TO help the government raise new money needed to address Covid-19 pandemic, a lawmaker on Sunday said the national government should consider an auction system for lucrative digital banking licenses.
House Assistant Majority Leader and Cebu Rep. Eduardo R. Gullas Sr. posed his recommendation after the Bangko Sentral ng Pilipinas (BSP) decided to stop accepting applications for new digital bank licenses effective September 1 and to close the window for three years.
“An auction format will allocate the digital banking licenses to private parties that value them the most and provide government additional non-tax income at the same time,” Gullas said.
“There are still many parties out there that clearly want to venture into digital banking; so an auction of additional licenses might be viable,” Gullas said.
The BSP has said the monetary board believes the closure of the application will help them maintain a stable and competitive environment for these new digital banks.
According to BSP Governor Benjamin E. Diokno, the closure of the application window will allow the BSP to monitor the performance and impact of digital banks on the banking system and their contribution to the financial inclusion agenda.
Citing the Department of Finance, Gullas said the BSP is a huge source of non-tax government revenue, remitting a total of P40.53 billion in cash dividends to the national treasury in 2020 alone.
“There’s no question that a digital banking license can be gainful,” Gullas said noting that 51.2 million adult Filipinos, or 72 percent of the country’s adult population, remain unbanked.
“We expect more Filipinos to open digital banking accounts in light of the dramatic shift to online transactions induced by the pandemic.”
Under BSP guidelines, a digital bank “offers financial products and services that are processed end-to-end through a digital platform and/or electronic channels with no physical branch/sub-branch or branch-lite unit offering financial products and services.”

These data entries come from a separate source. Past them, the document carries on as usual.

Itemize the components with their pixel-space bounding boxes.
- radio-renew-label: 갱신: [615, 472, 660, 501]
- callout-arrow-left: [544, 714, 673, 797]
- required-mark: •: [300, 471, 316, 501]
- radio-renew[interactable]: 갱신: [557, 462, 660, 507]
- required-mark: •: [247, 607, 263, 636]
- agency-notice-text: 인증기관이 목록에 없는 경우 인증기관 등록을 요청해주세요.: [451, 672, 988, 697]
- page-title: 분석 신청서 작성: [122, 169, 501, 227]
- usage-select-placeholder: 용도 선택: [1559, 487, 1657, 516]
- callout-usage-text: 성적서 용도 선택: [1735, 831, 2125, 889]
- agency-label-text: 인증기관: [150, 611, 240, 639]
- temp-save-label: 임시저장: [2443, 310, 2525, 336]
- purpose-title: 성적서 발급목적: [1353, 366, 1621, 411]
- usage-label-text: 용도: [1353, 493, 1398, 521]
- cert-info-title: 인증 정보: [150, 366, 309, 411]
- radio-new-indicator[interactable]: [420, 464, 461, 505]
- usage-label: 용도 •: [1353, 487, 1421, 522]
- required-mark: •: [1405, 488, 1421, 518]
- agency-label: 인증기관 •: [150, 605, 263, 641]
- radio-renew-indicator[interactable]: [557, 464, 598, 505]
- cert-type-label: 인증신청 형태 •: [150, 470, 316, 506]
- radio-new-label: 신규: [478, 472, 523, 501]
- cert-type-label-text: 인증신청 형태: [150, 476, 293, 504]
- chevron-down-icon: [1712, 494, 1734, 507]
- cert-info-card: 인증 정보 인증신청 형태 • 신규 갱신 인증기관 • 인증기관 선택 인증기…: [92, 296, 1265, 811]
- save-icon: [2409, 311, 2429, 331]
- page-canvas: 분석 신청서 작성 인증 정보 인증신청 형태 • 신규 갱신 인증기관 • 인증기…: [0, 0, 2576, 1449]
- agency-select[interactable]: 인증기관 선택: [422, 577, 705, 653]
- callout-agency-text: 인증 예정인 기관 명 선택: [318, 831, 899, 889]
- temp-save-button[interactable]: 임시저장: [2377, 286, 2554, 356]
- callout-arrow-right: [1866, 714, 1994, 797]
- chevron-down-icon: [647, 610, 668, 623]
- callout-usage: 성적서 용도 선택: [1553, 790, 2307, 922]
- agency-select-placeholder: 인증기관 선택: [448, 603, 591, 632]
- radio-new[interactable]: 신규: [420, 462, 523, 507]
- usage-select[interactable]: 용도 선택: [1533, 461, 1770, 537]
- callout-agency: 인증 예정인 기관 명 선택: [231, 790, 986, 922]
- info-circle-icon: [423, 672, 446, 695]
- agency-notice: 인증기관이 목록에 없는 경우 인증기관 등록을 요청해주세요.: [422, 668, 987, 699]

Parties that wish to operate a digital bank pay application fee of only P250,000 plus a license fee of P12.5 million.
In contrast, parties applying for a brick-and-mortar universal bank pay an application fee of P500,000 and a license fee of P25 million.
The BSP has so far issued digital banking licenses to five entities: UNObank, an affiliate of Singapore’s DigibankASIA Pte. Ltd.; TONIK Digital Bank Inc., a subsidiary of Singapore’s TONIK Financial Pte. Ltd.; Union Digital Bank, a firm controlled by Union Bank of the Philippines; Overseas Filipino Bank, a unit of the state-owned Land Bank of the Philippines; and GOtyme, a joint venture between the Gokongwei Group and Singapore’s TymeBank.
Besides the five, the BSP said it is currently processing the digital banking applications of two other unnamed aspirants.
PayMaya Philippines Inc. earlier said it intends to launch a digital bank after its parent, Voyager Innovations Inc., raised $167 million for the purpose.
Publicly listed AbaCore Capital Holdings Inc. also previously disclosed that its unit, Philstar Development Bank, is forming a joint venture with SquidPay Technology Inc. to go into digital banking.
In the past, Philippine National Bank and Rizal Commercial Banking Corp. likewise bared separate plans to apply for a digital banking license.